Having presented the facts, Comey then passed judgment. He found that none of these emails should have been on any unclassified system without governmental security; that Clinton should have known the information she was sending and receiving was highly sensitive, even if not marked as such; that the security culture of the State Department she led was lacking compared to the rest of government; and that Clinton and her colleagues were "extremely careless in their handling of very sensitive, highly classified information."

With that, I was ready for the announcement. The FBI would recommend to the Justice Department that Clinton be criminally prosecuted. After all, if Clinton was "extremely careless" with sensitive information, wasn't she also grossly negligent? What is more careless or negligent than "extremely"? We were about to witness Clinton, campaigning with the president, announce that she was suspending her campaign for the presidency.

But that is not what happened.

In a quick about-face, Comey concluded the news conference saying there was no precedent for a prosecution where there was no intent, and that "no reasonable prosecutor" would bring such a case. Excuse me? Congress wrote the law to include gross negligence, not just intentional misconduct, for a reason.

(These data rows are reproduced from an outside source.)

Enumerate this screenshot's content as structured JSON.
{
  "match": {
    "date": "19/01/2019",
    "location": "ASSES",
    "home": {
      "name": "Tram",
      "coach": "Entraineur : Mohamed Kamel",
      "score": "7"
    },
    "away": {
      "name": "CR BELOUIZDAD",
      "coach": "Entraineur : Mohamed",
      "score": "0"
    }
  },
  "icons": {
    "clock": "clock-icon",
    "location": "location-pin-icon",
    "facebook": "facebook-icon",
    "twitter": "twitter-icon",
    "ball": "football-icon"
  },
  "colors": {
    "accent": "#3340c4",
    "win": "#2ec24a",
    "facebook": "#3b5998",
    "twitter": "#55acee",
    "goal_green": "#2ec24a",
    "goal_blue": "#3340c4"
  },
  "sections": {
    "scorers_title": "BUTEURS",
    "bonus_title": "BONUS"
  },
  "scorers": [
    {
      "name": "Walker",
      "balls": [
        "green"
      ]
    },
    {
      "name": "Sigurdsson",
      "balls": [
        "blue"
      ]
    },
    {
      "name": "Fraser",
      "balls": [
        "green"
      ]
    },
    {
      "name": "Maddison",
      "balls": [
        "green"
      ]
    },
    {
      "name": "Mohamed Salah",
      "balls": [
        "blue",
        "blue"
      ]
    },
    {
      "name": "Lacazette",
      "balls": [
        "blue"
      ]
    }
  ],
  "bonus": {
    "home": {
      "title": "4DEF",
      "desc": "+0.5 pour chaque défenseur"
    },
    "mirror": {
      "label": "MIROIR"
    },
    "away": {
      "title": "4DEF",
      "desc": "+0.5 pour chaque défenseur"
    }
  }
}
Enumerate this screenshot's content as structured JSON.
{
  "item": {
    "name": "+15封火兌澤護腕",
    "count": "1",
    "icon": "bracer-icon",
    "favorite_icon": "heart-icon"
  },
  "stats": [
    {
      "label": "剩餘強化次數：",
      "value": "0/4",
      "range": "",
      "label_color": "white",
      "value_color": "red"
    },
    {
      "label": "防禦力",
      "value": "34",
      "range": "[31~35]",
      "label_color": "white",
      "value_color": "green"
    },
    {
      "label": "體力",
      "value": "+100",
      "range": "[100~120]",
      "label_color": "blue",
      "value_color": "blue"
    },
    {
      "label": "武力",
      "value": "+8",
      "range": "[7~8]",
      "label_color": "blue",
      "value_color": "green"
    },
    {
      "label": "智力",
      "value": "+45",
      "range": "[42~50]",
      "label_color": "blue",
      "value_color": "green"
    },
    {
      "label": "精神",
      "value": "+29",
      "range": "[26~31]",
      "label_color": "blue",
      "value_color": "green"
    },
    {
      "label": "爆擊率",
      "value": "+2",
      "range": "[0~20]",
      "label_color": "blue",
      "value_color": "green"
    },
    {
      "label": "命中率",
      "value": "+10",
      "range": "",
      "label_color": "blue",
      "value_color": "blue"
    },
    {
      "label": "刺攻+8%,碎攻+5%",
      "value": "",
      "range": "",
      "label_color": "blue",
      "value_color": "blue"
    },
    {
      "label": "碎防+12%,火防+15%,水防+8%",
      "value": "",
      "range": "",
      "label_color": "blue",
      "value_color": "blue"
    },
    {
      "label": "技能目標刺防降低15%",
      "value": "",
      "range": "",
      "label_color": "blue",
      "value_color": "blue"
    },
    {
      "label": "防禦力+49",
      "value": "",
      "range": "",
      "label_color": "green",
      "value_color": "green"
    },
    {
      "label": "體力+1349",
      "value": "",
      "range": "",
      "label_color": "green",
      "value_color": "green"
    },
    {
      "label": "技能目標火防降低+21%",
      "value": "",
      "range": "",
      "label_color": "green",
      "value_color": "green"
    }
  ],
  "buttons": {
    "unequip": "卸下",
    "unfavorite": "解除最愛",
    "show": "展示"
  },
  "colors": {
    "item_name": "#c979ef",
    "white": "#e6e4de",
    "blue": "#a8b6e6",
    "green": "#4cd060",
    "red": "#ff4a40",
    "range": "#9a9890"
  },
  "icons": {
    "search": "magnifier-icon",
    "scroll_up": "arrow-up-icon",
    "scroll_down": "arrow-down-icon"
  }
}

So, what happened? Why did Comey prosecute her with his remarks and then decline to make the recommendation that she be prosecuted in fact?

It is hard to imagine his reasoning, but here is a try. Prosecutors do not like to indict candidates — they do not want that much power to impact the democratic process. Normally, they wait until after the election, but Comey could not take that path with the stakes being so high. So he tried to carve a middle path — prosecute her in the court of public opinion so the public could render the ultimate verdict by not electing her president.

I think he made a grave error in judgment. Only time will tell.

George LeMieux served as a Republican U.S. senator, governor's chief of staff and deputy attorney general.